The crawler must fetch and process pages from multiple threads concurrently.

The crawler should be implemented using one or more of the following standard Java frameworks:

  • Executors
  • ForkJoinPool

Different threads must actually run in parallel, meaning the solution is not allowed to use an executor with only one thread, and threads should not be synchronized such that they run serially.

Correctly synchronize shared data structures to detect and avoid revisiting already seen URLs.

The crawler should avoid visiting the same web page multiple times.

The crawler should track which pages it has already visited so that it will not re-crawl such pages. An in-memory data structure should be used for this purpose.

A URL is considered "visited" even if the HTTP response to that URL is an error, but revisits (if any) to that same URL should not count toward the final urlsVisited number.

Analyze and reason about concurrent programming scenarios.

Questions Q1 and Q2 in the written-questions.txt file should be satisfactorily answered.

Section 3: File I/O

Criteria Meet Specification

Correctly parse and load JSON configuration using their Crawler.

The ConfigurationLoader class correctly parses the configuration using a JSON parsing library.

The input should be read using the try-with-resources idiom, to prevent resource leaks.

Correctly write the result to file in the specified JSON format, which contains the number of pages visited and the top popular words.

The CrawlResultWriter class correctly uses a JSON library to write the crawl output to a file, or to standard output if no file path is provided.

The output should be written using the try-with-resources idiom, to prevent resource leaks.

Program the profiler to correctly write its data to file or standard output.

When opening input and output streams and writers, make sure you close them.
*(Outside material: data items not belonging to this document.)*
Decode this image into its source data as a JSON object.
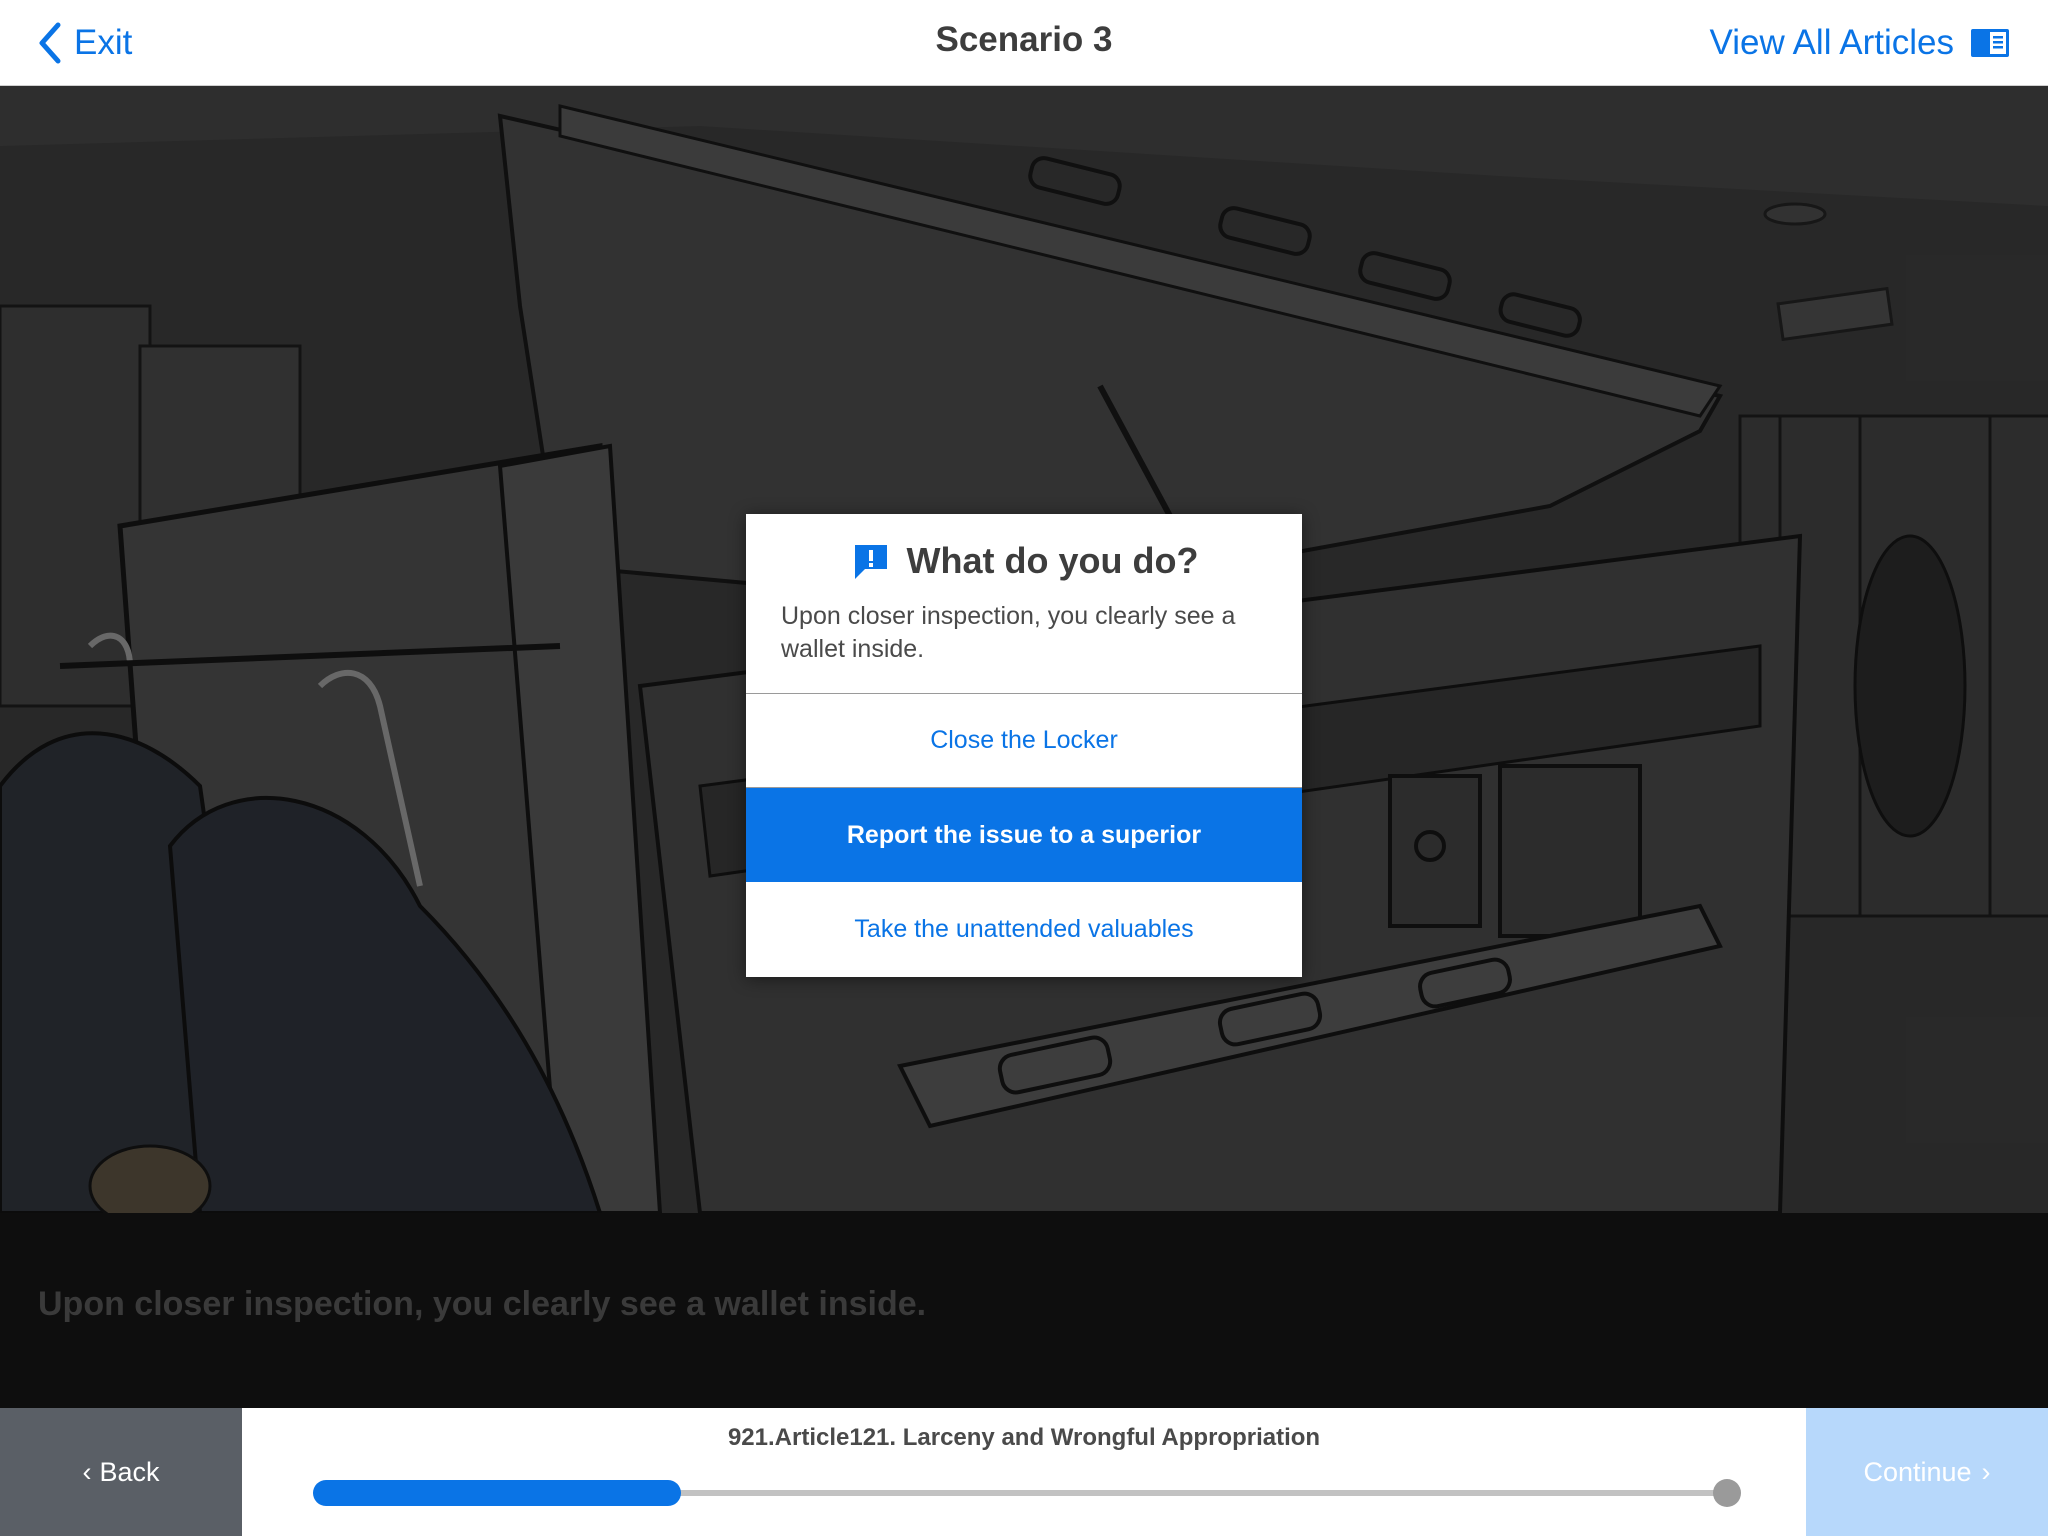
{
  "header": {
    "exit_label": "Exit",
    "title": "Scenario 3",
    "view_all_label": "View All Articles"
  },
  "dialog": {
    "title": "What do you do?",
    "body": "Upon closer inspection, you clearly see a wallet inside.",
    "choices": [
      {
        "label": "Close the Locker",
        "selected": false
      },
      {
        "label": "Report the issue to a superior",
        "selected": true
      },
      {
        "label": "Take the unattended valuables",
        "selected": false
      }
    ]
  },
  "caption": "Upon closer inspection, you clearly see a wallet inside.",
  "footer": {
    "back_label": "Back",
    "continue_label": "Continue",
    "article_title": "921.Article121. Larceny and Wrongful Appropriation",
    "progress": 0.26
  },
  "colors": {
    "accent": "#0a74e6",
    "continue_disabled": "#b7d8fb",
    "back_bg": "#5a5f66"
  },
  "icons": {
    "exit": "chevron-left-icon",
    "articles": "book-icon",
    "dialog": "alert-bubble-icon"
  }
}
Also, be sure not to close the same stream twice.

Section 4: Code Design

Criteria Meet Specification

Write a crawler that sorts and returns the correct word counts using only functional programming techniques such as the Stream API, lambdas, and method references.

The sort method in WordCounts.java should be implemented using only the Stream API, lambdas, and method references. Using the WordCountComparator is also allowed.

Make effective use of dependency injection and other design patterns.

Any parameters you add to the ParallelWebCrawler constructor should be injected using dependency injection.

If it makes sense for your design, you should apply the builder pattern and/or factory pattern to construct subtasks.

Recognize design patterns and can evaluate their effectiveness.

Questions Q3 and Q4 in the written-questions.txt file should be satisfactorily answered.

Tips to make your project standout:

  1. Respecting robots.txt files on crawled pages. You can read more about robots.txt here.
  2. Managing memory use by limiting the growth of the popular word count and profiling data structures, while not compromising accuracy.
  3. Throttling HTTP requests (e.g., per domain) in order to not overwhelm crawled servers.